Sunday, October 07, 2007

Che: The icon and the ad

Che: The icon and the ad
By Stephanie Holmes
BBC News

It is perhaps the most reproduced, recycled and ripped off image of the
20th Century.

Che Guevara, his eyes framed by heavy brows, a single-starred beret
pulled over his unruly hair, stares out of the shot with glowering
intensity.

It's now 40 years since the Argentine-born rebel was shot dead, so any
young radicals who cheered on his revolutionary struggles in Cuba and
Bolivia are well into middle age.

But the image has been infinitely repeated - emblazoned on T-shirts and
sprayed on to walls, transformed into pop art and used to wrap
ice-creams and sell cigarettes - and its appeal has not faded.

"There is no other image like it. What other image has been sustained in
this way?" asks Trisha Ziff, the curator of a touring exhibition on the
iconography of Che.

"Che Guevara has become a brand. And the brand's logo is the image,
which represents change.
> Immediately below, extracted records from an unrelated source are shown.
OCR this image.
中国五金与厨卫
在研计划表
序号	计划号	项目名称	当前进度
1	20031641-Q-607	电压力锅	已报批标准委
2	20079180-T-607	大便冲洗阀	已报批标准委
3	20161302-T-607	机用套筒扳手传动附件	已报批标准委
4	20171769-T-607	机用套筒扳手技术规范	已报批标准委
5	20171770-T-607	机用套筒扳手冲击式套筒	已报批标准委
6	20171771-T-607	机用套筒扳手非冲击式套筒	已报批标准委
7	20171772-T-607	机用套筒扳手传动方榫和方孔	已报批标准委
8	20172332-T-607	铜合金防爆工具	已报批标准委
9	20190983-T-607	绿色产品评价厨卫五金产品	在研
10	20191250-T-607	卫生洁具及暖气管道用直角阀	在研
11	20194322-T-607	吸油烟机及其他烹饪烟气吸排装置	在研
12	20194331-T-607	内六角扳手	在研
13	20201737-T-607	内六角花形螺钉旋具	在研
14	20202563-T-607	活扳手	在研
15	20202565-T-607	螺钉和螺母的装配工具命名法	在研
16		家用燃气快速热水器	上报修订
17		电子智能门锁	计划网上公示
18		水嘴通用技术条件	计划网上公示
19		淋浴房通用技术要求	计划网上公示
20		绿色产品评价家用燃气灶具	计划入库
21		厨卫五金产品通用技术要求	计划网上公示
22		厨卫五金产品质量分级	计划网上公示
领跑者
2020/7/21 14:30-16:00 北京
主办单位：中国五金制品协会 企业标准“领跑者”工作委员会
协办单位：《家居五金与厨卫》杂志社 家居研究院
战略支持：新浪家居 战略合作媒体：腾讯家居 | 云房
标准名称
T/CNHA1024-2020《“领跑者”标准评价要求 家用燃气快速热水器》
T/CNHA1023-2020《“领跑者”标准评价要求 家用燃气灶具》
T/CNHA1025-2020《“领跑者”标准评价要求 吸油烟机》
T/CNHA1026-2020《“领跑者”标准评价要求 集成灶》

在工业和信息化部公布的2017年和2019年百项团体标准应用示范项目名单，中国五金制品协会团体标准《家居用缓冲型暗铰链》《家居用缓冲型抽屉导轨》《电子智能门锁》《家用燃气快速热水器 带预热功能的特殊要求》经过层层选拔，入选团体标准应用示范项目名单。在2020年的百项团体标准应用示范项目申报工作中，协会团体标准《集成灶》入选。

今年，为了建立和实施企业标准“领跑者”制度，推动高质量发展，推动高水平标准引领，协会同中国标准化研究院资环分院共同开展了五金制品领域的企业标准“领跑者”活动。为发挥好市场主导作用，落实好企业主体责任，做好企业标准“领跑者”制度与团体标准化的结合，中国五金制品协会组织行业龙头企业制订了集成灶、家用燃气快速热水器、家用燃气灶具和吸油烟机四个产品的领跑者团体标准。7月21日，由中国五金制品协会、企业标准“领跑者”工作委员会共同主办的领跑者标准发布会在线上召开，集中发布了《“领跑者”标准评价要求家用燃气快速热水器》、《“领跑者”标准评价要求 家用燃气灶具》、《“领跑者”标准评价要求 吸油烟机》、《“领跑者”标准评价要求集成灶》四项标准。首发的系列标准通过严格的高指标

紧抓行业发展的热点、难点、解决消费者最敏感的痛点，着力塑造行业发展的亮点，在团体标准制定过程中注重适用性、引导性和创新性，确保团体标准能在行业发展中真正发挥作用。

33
It has becomes the icon of the outside thinker,
at whatever level - whether it is anti-war, pro-green or
anti-globalisation," she says.

Its presence - everywhere from walls in the Palestinian territories to
Parisian boutiques - makes it an image that is "out of control", she adds.

"It has become a corporation, an empire, at this point."

The unchecked proliferation of the picture - based on a photograph by
Alberto Korda in 1960 - is partly due to a political choice by Korda and
others not to demand payment for non-commercial use of the image.

Birth of an icon

Jim Fitzpatrick, who produced the ubiquitous high-contrast drawing in
the late 1960s as a young graphic artist, told the BBC News website he
actively wanted his art to be disseminated.

The birth of the image happens at the death of Che in October 1967 - he
was good-looking, he was young, but more than that, he died for his ideals
Trisha Ziff, curator

"I deliberately designed it to breed like rabbits," he says of his
image, which removes the original photograph's shadows and volume to
create a stark and emblematic graphic portrait.

"The way they killed him, there was to be no memorial, no place of
pilgrimage, nothing. I was determined that the image should receive the
broadest possible circulation," he adds.

"His image will never die, his name will never die."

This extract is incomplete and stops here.